His paper, currently in press, details research into how a robot can understand human-made environments by trying to learn how to recognise different types of surroundings, such as corridors, kitchens and offices. A 3D laser sensor is used in order to scan the environment.
Dr Martinez-Mozos said: “In our method, we combine the range and reflectance data from the laser scan for the final categorisation of places. The results of the presented experiments demonstrate the capability of our technique to categorise indoor places with high accuracy.”
The paper ‘Categorization of indoor places by combining local binary pattern histograms of range and reflectance data from laser range finders’ is currently in press for the international journal Advanced Robotics. The research was conducted with the University of Kyushu in Japan.
In a second publication Dr Martinez Mozos and colleagues study new methods for robots to be able to recognise everyday objects such as plates, boxes and cups.
He said: “The main point of this paper is that we focus on the situations where there is a lot of clutter and it is difficult to distinguish the different objects. For example, we try to identify several objects that are located on a table and that occlude each other. In this situation the task of recognising objects is difficult (even for humans) because the robot can only see a part of the object.”
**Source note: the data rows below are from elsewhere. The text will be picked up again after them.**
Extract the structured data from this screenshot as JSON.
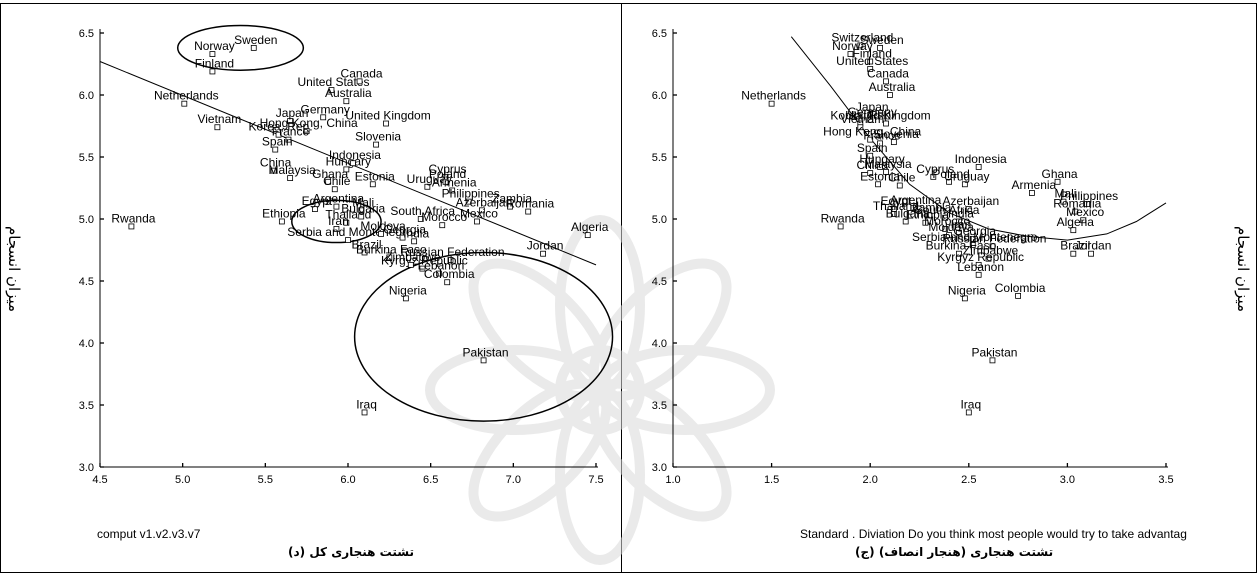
{
  "colors": {
    "ink": "#000000",
    "background": "#ffffff",
    "watermark": "#d9d9d9"
  },
  "watermark": {
    "icon": "decorative-rosette-icon"
  },
  "chart_data": [
    {
      "type": "scatter",
      "xlabel": "comput v1.v2.v3.v7",
      "ylabel": "میزان انسجام",
      "caption": "(د) تشتت هنجاری کل",
      "xlim": [
        4.5,
        7.5
      ],
      "ylim": [
        3.0,
        6.5
      ],
      "xticks": [
        "4.5",
        "5.0",
        "5.5",
        "6.0",
        "6.5",
        "7.0",
        "7.5"
      ],
      "yticks": [
        "3.0",
        "3.5",
        "4.0",
        "4.5",
        "5.0",
        "5.5",
        "6.0",
        "6.5"
      ],
      "grid": false,
      "trend_line": [
        [
          4.5,
          6.27
        ],
        [
          7.5,
          4.63
        ]
      ],
      "ellipses": [
        {
          "cx": 5.35,
          "cy": 6.38,
          "rx": 0.38,
          "ry": 0.18
        },
        {
          "cx": 5.93,
          "cy": 4.98,
          "rx": 0.27,
          "ry": 0.17
        },
        {
          "cx": 6.82,
          "cy": 4.05,
          "rx": 0.78,
          "ry": 0.68
        }
      ],
      "points": [
        {
          "label": "Sweden",
          "x": 5.43,
          "y": 6.38
        },
        {
          "label": "Norway",
          "x": 5.18,
          "y": 6.33
        },
        {
          "label": "Finland",
          "x": 5.18,
          "y": 6.19
        },
        {
          "label": "United States",
          "x": 5.9,
          "y": 6.04
        },
        {
          "label": "Canada",
          "x": 6.07,
          "y": 6.11
        },
        {
          "label": "Australia",
          "x": 5.99,
          "y": 5.95
        },
        {
          "label": "Netherlands",
          "x": 5.01,
          "y": 5.93
        },
        {
          "label": "Japan",
          "x": 5.65,
          "y": 5.79
        },
        {
          "label": "Germany",
          "x": 5.85,
          "y": 5.82
        },
        {
          "label": "United Kingdom",
          "x": 6.23,
          "y": 5.77
        },
        {
          "label": "Vietnam",
          "x": 5.21,
          "y": 5.74
        },
        {
          "label": "Korea, Rep.",
          "x": 5.58,
          "y": 5.68
        },
        {
          "label": "Hong Kong, China",
          "x": 5.75,
          "y": 5.71
        },
        {
          "label": "France",
          "x": 5.64,
          "y": 5.64
        },
        {
          "label": "Spain",
          "x": 5.56,
          "y": 5.56
        },
        {
          "label": "Slovenia",
          "x": 6.17,
          "y": 5.6
        },
        {
          "label": "China",
          "x": 5.55,
          "y": 5.39
        },
        {
          "label": "Malaysia",
          "x": 5.65,
          "y": 5.33
        },
        {
          "label": "Ghana",
          "x": 5.88,
          "y": 5.3
        },
        {
          "label": "Hungary",
          "x": 5.99,
          "y": 5.4
        },
        {
          "label": "Indonesia",
          "x": 6.03,
          "y": 5.45
        },
        {
          "label": "Chile",
          "x": 5.92,
          "y": 5.24
        },
        {
          "label": "Estonia",
          "x": 6.15,
          "y": 5.28
        },
        {
          "label": "Cyprus",
          "x": 6.59,
          "y": 5.34
        },
        {
          "label": "Uruguay",
          "x": 6.48,
          "y": 5.26
        },
        {
          "label": "Poland",
          "x": 6.59,
          "y": 5.3
        },
        {
          "label": "Armenia",
          "x": 6.63,
          "y": 5.23
        },
        {
          "label": "Philippines",
          "x": 6.73,
          "y": 5.14
        },
        {
          "label": "Zambia",
          "x": 6.98,
          "y": 5.1
        },
        {
          "label": "Azerbaijan",
          "x": 6.81,
          "y": 5.07
        },
        {
          "label": "Romania",
          "x": 7.09,
          "y": 5.06
        },
        {
          "label": "Egypt",
          "x": 5.8,
          "y": 5.08
        },
        {
          "label": "Argentina",
          "x": 5.93,
          "y": 5.1
        },
        {
          "label": "Mali",
          "x": 6.08,
          "y": 5.07
        },
        {
          "label": "Ethiopia",
          "x": 5.6,
          "y": 4.98
        },
        {
          "label": "Thailand",
          "x": 5.99,
          "y": 4.97
        },
        {
          "label": "Bulgaria",
          "x": 6.08,
          "y": 5.02
        },
        {
          "label": "South Africa",
          "x": 6.44,
          "y": 5.0
        },
        {
          "label": "Mexico",
          "x": 6.78,
          "y": 4.98
        },
        {
          "label": "Morocco",
          "x": 6.57,
          "y": 4.95
        },
        {
          "label": "Rwanda",
          "x": 4.69,
          "y": 4.94
        },
        {
          "label": "Algeria",
          "x": 7.45,
          "y": 4.87
        },
        {
          "label": "Iran",
          "x": 5.93,
          "y": 4.92
        },
        {
          "label": "Serbia and Montenegro",
          "x": 6.0,
          "y": 4.83
        },
        {
          "label": "Moldova",
          "x": 6.2,
          "y": 4.88
        },
        {
          "label": "Georgia",
          "x": 6.33,
          "y": 4.85
        },
        {
          "label": "India",
          "x": 6.4,
          "y": 4.82
        },
        {
          "label": "Jordan",
          "x": 7.18,
          "y": 4.72
        },
        {
          "label": "Brazil",
          "x": 6.1,
          "y": 4.73
        },
        {
          "label": "Burkina Faso",
          "x": 6.25,
          "y": 4.69
        },
        {
          "label": "Russian Federation",
          "x": 6.62,
          "y": 4.67
        },
        {
          "label": "Kyrgyz Republic",
          "x": 6.45,
          "y": 4.6
        },
        {
          "label": "Lebanon",
          "x": 6.55,
          "y": 4.56
        },
        {
          "label": "Zimbabwe",
          "x": 6.38,
          "y": 4.63
        },
        {
          "label": "Colombia",
          "x": 6.6,
          "y": 4.49
        },
        {
          "label": "Nigeria",
          "x": 6.35,
          "y": 4.36
        },
        {
          "label": "Pakistan",
          "x": 6.82,
          "y": 3.86
        },
        {
          "label": "Iraq",
          "x": 6.1,
          "y": 3.44
        }
      ]
    },
    {
      "type": "scatter",
      "xlabel": "Standard . Diviation Do you think most people would try to take advantag",
      "ylabel": "میزان انسجام",
      "caption": "(ج) تشتت هنجاری (هنجار انصاف)",
      "xlim": [
        1.0,
        3.5
      ],
      "ylim": [
        3.0,
        6.5
      ],
      "xticks": [
        "1.0",
        "1.5",
        "2.0",
        "2.5",
        "3.0",
        "3.5"
      ],
      "yticks": [
        "3.0",
        "3.5",
        "4.0",
        "4.5",
        "5.0",
        "5.5",
        "6.0",
        "6.5"
      ],
      "grid": false,
      "fit_curve": [
        [
          1.6,
          6.47
        ],
        [
          1.8,
          6.07
        ],
        [
          2.0,
          5.65
        ],
        [
          2.2,
          5.28
        ],
        [
          2.4,
          5.05
        ],
        [
          2.6,
          4.92
        ],
        [
          2.8,
          4.86
        ],
        [
          3.0,
          4.83
        ],
        [
          3.2,
          4.88
        ],
        [
          3.35,
          4.98
        ],
        [
          3.5,
          5.13
        ]
      ],
      "points": [
        {
          "label": "Sweden",
          "x": 2.05,
          "y": 6.38
        },
        {
          "label": "Switzerland",
          "x": 1.95,
          "y": 6.4
        },
        {
          "label": "Norway",
          "x": 1.9,
          "y": 6.33
        },
        {
          "label": "Finland",
          "x": 2.0,
          "y": 6.27
        },
        {
          "label": "United States",
          "x": 2.0,
          "y": 6.21
        },
        {
          "label": "Canada",
          "x": 2.08,
          "y": 6.11
        },
        {
          "label": "Australia",
          "x": 2.1,
          "y": 6.0
        },
        {
          "label": "Netherlands",
          "x": 1.5,
          "y": 5.93
        },
        {
          "label": "Japan",
          "x": 2.0,
          "y": 5.84
        },
        {
          "label": "Germany",
          "x": 2.0,
          "y": 5.8
        },
        {
          "label": "Korea, Rep.",
          "x": 1.95,
          "y": 5.77
        },
        {
          "label": "United Kingdom",
          "x": 2.08,
          "y": 5.77
        },
        {
          "label": "Vietnam",
          "x": 1.95,
          "y": 5.74
        },
        {
          "label": "Hong Kong, China",
          "x": 2.0,
          "y": 5.64
        },
        {
          "label": "France",
          "x": 2.05,
          "y": 5.61
        },
        {
          "label": "Slovenia",
          "x": 2.12,
          "y": 5.62
        },
        {
          "label": "Spain",
          "x": 2.0,
          "y": 5.51
        },
        {
          "label": "China",
          "x": 2.0,
          "y": 5.37
        },
        {
          "label": "Hungary",
          "x": 2.05,
          "y": 5.42
        },
        {
          "label": "Malaysia",
          "x": 2.08,
          "y": 5.38
        },
        {
          "label": "Estonia",
          "x": 2.04,
          "y": 5.28
        },
        {
          "label": "Chile",
          "x": 2.15,
          "y": 5.27
        },
        {
          "label": "Cyprus",
          "x": 2.32,
          "y": 5.34
        },
        {
          "label": "Poland",
          "x": 2.4,
          "y": 5.3
        },
        {
          "label": "Uruguay",
          "x": 2.48,
          "y": 5.28
        },
        {
          "label": "Indonesia",
          "x": 2.55,
          "y": 5.42
        },
        {
          "label": "Ghana",
          "x": 2.95,
          "y": 5.3
        },
        {
          "label": "Armenia",
          "x": 2.82,
          "y": 5.21
        },
        {
          "label": "Mali",
          "x": 2.98,
          "y": 5.14
        },
        {
          "label": "Philippines",
          "x": 3.1,
          "y": 5.12
        },
        {
          "label": "Romania",
          "x": 3.04,
          "y": 5.06
        },
        {
          "label": "Mexico",
          "x": 3.08,
          "y": 4.99
        },
        {
          "label": "Algeria",
          "x": 3.03,
          "y": 4.91
        },
        {
          "label": "Jordan",
          "x": 3.12,
          "y": 4.72
        },
        {
          "label": "Brazil",
          "x": 3.03,
          "y": 4.72
        },
        {
          "label": "Egypt",
          "x": 2.12,
          "y": 5.08
        },
        {
          "label": "Argentina",
          "x": 2.22,
          "y": 5.09
        },
        {
          "label": "Azerbaijan",
          "x": 2.5,
          "y": 5.08
        },
        {
          "label": "Thailand",
          "x": 2.12,
          "y": 5.04
        },
        {
          "label": "Zambia",
          "x": 2.3,
          "y": 5.03
        },
        {
          "label": "South Africa",
          "x": 2.38,
          "y": 5.01
        },
        {
          "label": "Rwanda",
          "x": 1.85,
          "y": 4.94
        },
        {
          "label": "Bulgaria",
          "x": 2.18,
          "y": 4.98
        },
        {
          "label": "Ethiopia",
          "x": 2.28,
          "y": 4.97
        },
        {
          "label": "India",
          "x": 2.45,
          "y": 4.98
        },
        {
          "label": "Morocco",
          "x": 2.38,
          "y": 4.92
        },
        {
          "label": "Iran",
          "x": 2.45,
          "y": 4.89
        },
        {
          "label": "Moldova",
          "x": 2.4,
          "y": 4.87
        },
        {
          "label": "Georgia",
          "x": 2.52,
          "y": 4.84
        },
        {
          "label": "Serbia and Montenegro",
          "x": 2.52,
          "y": 4.79
        },
        {
          "label": "Russian Federation",
          "x": 2.62,
          "y": 4.78
        },
        {
          "label": "Burkina Faso",
          "x": 2.45,
          "y": 4.72
        },
        {
          "label": "Zimbabwe",
          "x": 2.6,
          "y": 4.68
        },
        {
          "label": "Kyrgyz Republic",
          "x": 2.55,
          "y": 4.63
        },
        {
          "label": "Lebanon",
          "x": 2.55,
          "y": 4.55
        },
        {
          "label": "Colombia",
          "x": 2.75,
          "y": 4.38
        },
        {
          "label": "Nigeria",
          "x": 2.48,
          "y": 4.36
        },
        {
          "label": "Pakistan",
          "x": 2.62,
          "y": 3.86
        },
        {
          "label": "Iraq",
          "x": 2.5,
          "y": 3.44
        }
      ]
    }
  ]
}
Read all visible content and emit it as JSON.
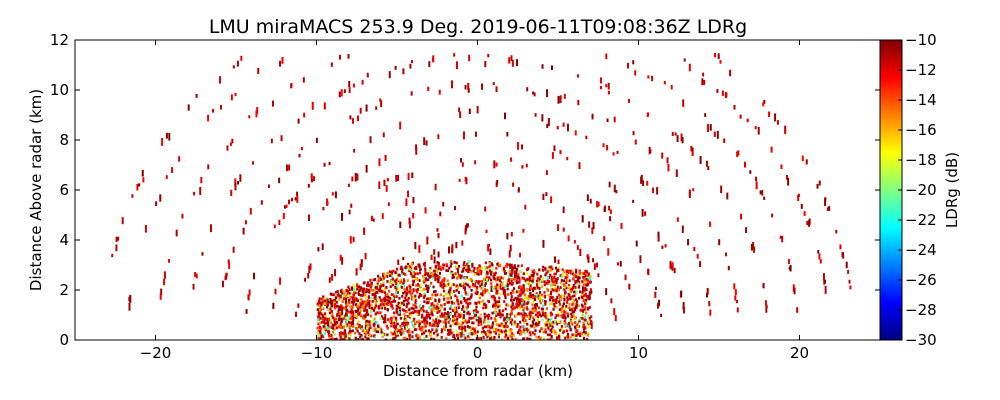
{
  "chart_data": {
    "type": "heatmap",
    "title": "LMU miraMACS 253.9 Deg. 2019-06-11T09:08:36Z  LDRg",
    "xlabel": "Distance from radar (km)",
    "ylabel": "Distance Above radar  (km)",
    "xlim": [
      -25,
      25
    ],
    "ylim": [
      0,
      12
    ],
    "x_ticks": [
      -20,
      -10,
      0,
      10,
      20
    ],
    "x_tick_labels": [
      "−20",
      "−10",
      "0",
      "10",
      "20"
    ],
    "y_ticks": [
      0,
      2,
      4,
      6,
      8,
      10,
      12
    ],
    "y_tick_labels": [
      "0",
      "2",
      "4",
      "6",
      "8",
      "10",
      "12"
    ],
    "grid": false,
    "colorbar": {
      "label": "LDRg (dB)",
      "range": [
        -30,
        -10
      ],
      "ticks": [
        -10,
        -12,
        -14,
        -16,
        -18,
        -20,
        -22,
        -24,
        -26,
        -28,
        -30
      ],
      "tick_labels": [
        "−10",
        "−12",
        "−14",
        "−16",
        "−18",
        "−20",
        "−22",
        "−24",
        "−26",
        "−28",
        "−30"
      ],
      "colormap": "jet",
      "colormap_stops": [
        "#000080",
        "#0000ff",
        "#0080ff",
        "#00ffff",
        "#80ff80",
        "#ffff00",
        "#ff8000",
        "#ff0000",
        "#800000"
      ]
    },
    "fields": {
      "echo_layer": {
        "x_range_km": [
          -10,
          7
        ],
        "top_km": 3.2,
        "ldr_db_range": [
          -22,
          -10
        ]
      },
      "scattered_returns": {
        "x_range_km": [
          -23.5,
          23.5
        ],
        "height_range_km": [
          0,
          11.5
        ],
        "ldr_db_typical": -10
      }
    }
  }
}
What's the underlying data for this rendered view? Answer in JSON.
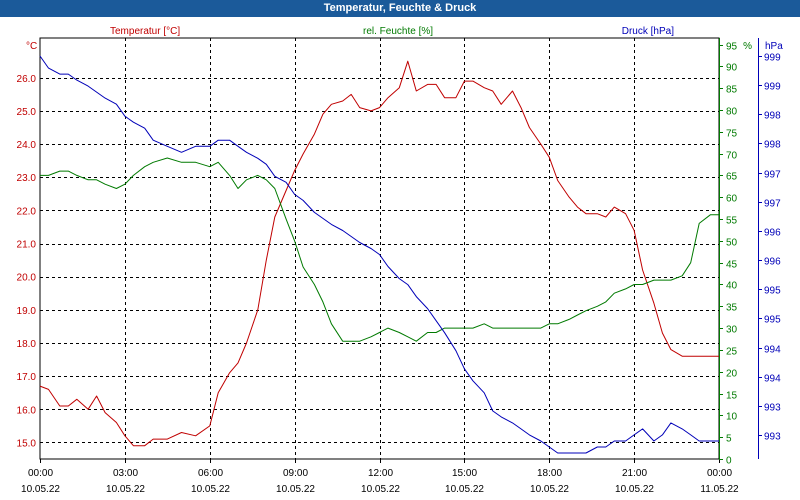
{
  "window": {
    "title": "Temperatur, Feuchte & Druck"
  },
  "colors": {
    "temperature": "#c00000",
    "humidity": "#007a00",
    "pressure": "#0000b8",
    "titlebar": "#1b5a9a"
  },
  "chart_data": {
    "type": "line",
    "title": "Temperatur, Feuchte & Druck",
    "xlabel": "",
    "x_range_hours": [
      0,
      24
    ],
    "x_ticks": [
      {
        "time": "00:00",
        "date": "10.05.22"
      },
      {
        "time": "03:00",
        "date": "10.05.22"
      },
      {
        "time": "06:00",
        "date": "10.05.22"
      },
      {
        "time": "09:00",
        "date": "10.05.22"
      },
      {
        "time": "12:00",
        "date": "10.05.22"
      },
      {
        "time": "15:00",
        "date": "10.05.22"
      },
      {
        "time": "18:00",
        "date": "10.05.22"
      },
      {
        "time": "21:00",
        "date": "10.05.22"
      },
      {
        "time": "00:00",
        "date": "11.05.22"
      }
    ],
    "axes": {
      "temperature": {
        "unit": "°C",
        "label": "Temperatur [°C]",
        "ylim": [
          14.5,
          27.2
        ],
        "ticks": [
          "15.0",
          "16.0",
          "17.0",
          "18.0",
          "19.0",
          "20.0",
          "21.0",
          "22.0",
          "23.0",
          "24.0",
          "25.0",
          "26.0"
        ]
      },
      "humidity": {
        "unit": "%",
        "label": "rel. Feuchte [%]",
        "ylim": [
          0,
          96.5
        ],
        "ticks": [
          "0",
          "5",
          "10",
          "15",
          "20",
          "25",
          "30",
          "35",
          "40",
          "45",
          "50",
          "55",
          "60",
          "65",
          "70",
          "75",
          "80",
          "85",
          "90",
          "95"
        ]
      },
      "pressure": {
        "unit": "hPa",
        "label": "Druck [hPa]",
        "ylim": [
          992.7,
          999.7
        ],
        "ticks": [
          "993",
          "993",
          "994",
          "994",
          "995",
          "995",
          "996",
          "996",
          "997",
          "997",
          "998",
          "998",
          "999",
          "999"
        ]
      }
    },
    "series": [
      {
        "name": "Temperatur [°C]",
        "axis": "temperature",
        "x": [
          0,
          0.3,
          0.7,
          1.0,
          1.3,
          1.7,
          2.0,
          2.3,
          2.7,
          3.0,
          3.3,
          3.7,
          4.0,
          4.5,
          5.0,
          5.5,
          6.0,
          6.3,
          6.7,
          7.0,
          7.3,
          7.7,
          8.0,
          8.3,
          8.7,
          9.0,
          9.3,
          9.7,
          10.0,
          10.3,
          10.7,
          11.0,
          11.3,
          11.7,
          12.0,
          12.3,
          12.7,
          13.0,
          13.3,
          13.7,
          14.0,
          14.3,
          14.7,
          15.0,
          15.3,
          15.7,
          16.0,
          16.3,
          16.7,
          17.0,
          17.3,
          17.7,
          18.0,
          18.3,
          18.7,
          19.0,
          19.3,
          19.7,
          20.0,
          20.3,
          20.7,
          21.0,
          21.3,
          21.7,
          22.0,
          22.3,
          22.7,
          23.0,
          23.3,
          23.7,
          24.0
        ],
        "values": [
          16.7,
          16.6,
          16.1,
          16.1,
          16.3,
          16.0,
          16.4,
          15.9,
          15.6,
          15.2,
          14.9,
          14.9,
          15.1,
          15.1,
          15.3,
          15.2,
          15.5,
          16.5,
          17.1,
          17.4,
          18.0,
          19.0,
          20.5,
          21.8,
          22.6,
          23.2,
          23.7,
          24.3,
          24.9,
          25.2,
          25.3,
          25.5,
          25.1,
          25.0,
          25.1,
          25.4,
          25.7,
          26.5,
          25.6,
          25.8,
          25.8,
          25.4,
          25.4,
          25.9,
          25.9,
          25.7,
          25.6,
          25.2,
          25.6,
          25.1,
          24.5,
          24.0,
          23.6,
          22.9,
          22.4,
          22.1,
          21.9,
          21.9,
          21.8,
          22.1,
          21.9,
          21.4,
          20.2,
          19.2,
          18.3,
          17.8,
          17.6,
          17.6,
          17.6,
          17.6,
          17.6
        ]
      },
      {
        "name": "rel. Feuchte [%]",
        "axis": "humidity",
        "x": [
          0,
          0.3,
          0.7,
          1.0,
          1.3,
          1.7,
          2.0,
          2.3,
          2.7,
          3.0,
          3.3,
          3.7,
          4.0,
          4.5,
          5.0,
          5.5,
          6.0,
          6.3,
          6.7,
          7.0,
          7.3,
          7.7,
          8.0,
          8.3,
          8.7,
          9.0,
          9.3,
          9.7,
          10.0,
          10.3,
          10.7,
          11.0,
          11.3,
          11.7,
          12.0,
          12.3,
          12.7,
          13.0,
          13.3,
          13.7,
          14.0,
          14.3,
          14.7,
          15.0,
          15.3,
          15.7,
          16.0,
          16.3,
          16.7,
          17.0,
          17.3,
          17.7,
          18.0,
          18.3,
          18.7,
          19.0,
          19.3,
          19.7,
          20.0,
          20.3,
          20.7,
          21.0,
          21.3,
          21.7,
          22.0,
          22.3,
          22.7,
          23.0,
          23.3,
          23.7,
          24.0
        ],
        "values": [
          65,
          65,
          66,
          66,
          65,
          64,
          64,
          63,
          62,
          63,
          65,
          67,
          68,
          69,
          68,
          68,
          67,
          68,
          65,
          62,
          64,
          65,
          64,
          62,
          55,
          50,
          44,
          40,
          36,
          31,
          27,
          27,
          27,
          28,
          29,
          30,
          29,
          28,
          27,
          29,
          29,
          30,
          30,
          30,
          30,
          31,
          30,
          30,
          30,
          30,
          30,
          30,
          31,
          31,
          32,
          33,
          34,
          35,
          36,
          38,
          39,
          40,
          40,
          41,
          41,
          41,
          42,
          45,
          54,
          56,
          56
        ]
      },
      {
        "name": "Druck [hPa]",
        "axis": "pressure",
        "x": [
          0,
          0.3,
          0.7,
          1.0,
          1.3,
          1.7,
          2.0,
          2.3,
          2.7,
          3.0,
          3.3,
          3.7,
          4.0,
          4.5,
          5.0,
          5.5,
          6.0,
          6.3,
          6.7,
          7.0,
          7.3,
          7.7,
          8.0,
          8.3,
          8.7,
          9.0,
          9.3,
          9.7,
          10.0,
          10.3,
          10.7,
          11.0,
          11.3,
          11.7,
          12.0,
          12.3,
          12.7,
          13.0,
          13.3,
          13.7,
          14.0,
          14.3,
          14.7,
          15.0,
          15.3,
          15.7,
          16.0,
          16.3,
          16.7,
          17.0,
          17.3,
          17.7,
          18.0,
          18.3,
          18.7,
          19.0,
          19.3,
          19.7,
          20.0,
          20.3,
          20.7,
          21.0,
          21.3,
          21.7,
          22.0,
          22.3,
          22.7,
          23.0,
          23.3,
          23.7,
          24.0
        ],
        "values": [
          999.4,
          999.2,
          999.1,
          999.1,
          999.0,
          998.9,
          998.8,
          998.7,
          998.6,
          998.4,
          998.3,
          998.2,
          998.0,
          997.9,
          997.8,
          997.9,
          997.9,
          998.0,
          998.0,
          997.9,
          997.8,
          997.7,
          997.6,
          997.4,
          997.3,
          997.1,
          997.0,
          996.8,
          996.7,
          996.6,
          996.5,
          996.4,
          996.3,
          996.2,
          996.1,
          995.9,
          995.7,
          995.6,
          995.4,
          995.2,
          995.0,
          994.8,
          994.5,
          994.2,
          994.0,
          993.8,
          993.5,
          993.4,
          993.3,
          993.2,
          993.1,
          993.0,
          992.9,
          992.8,
          992.8,
          992.8,
          992.8,
          992.9,
          992.9,
          993.0,
          993.0,
          993.1,
          993.2,
          993.0,
          993.1,
          993.3,
          993.2,
          993.1,
          993.0,
          993.0,
          993.0
        ]
      }
    ],
    "legend": "top",
    "grid": true
  }
}
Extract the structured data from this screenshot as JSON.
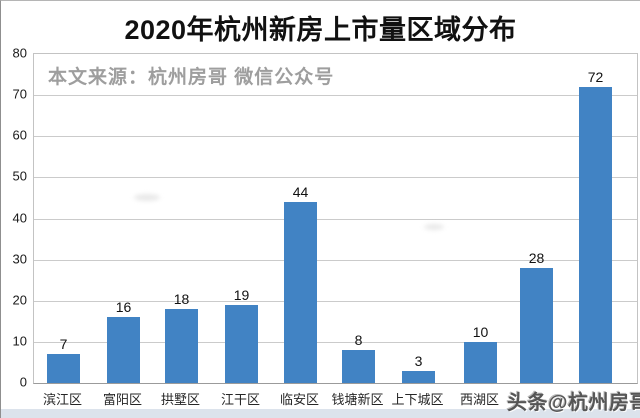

The paper presents an approach based on a 3D dataset containing over 15,000 Kinect scans of more than 100 objects which were grouped into general geometric categories.
The joint work ‘Cumulative object categorization in clutter’ was done in collaboration with the German Aerospace Center (DLR), the University of Bremen in Germany, and the Autonomous Technologies Group Robert Bosch LLC in the United States.
The paper was accepted for a workshop organised inside the Robotics: Science and Systems (RSS) conference, June 2013.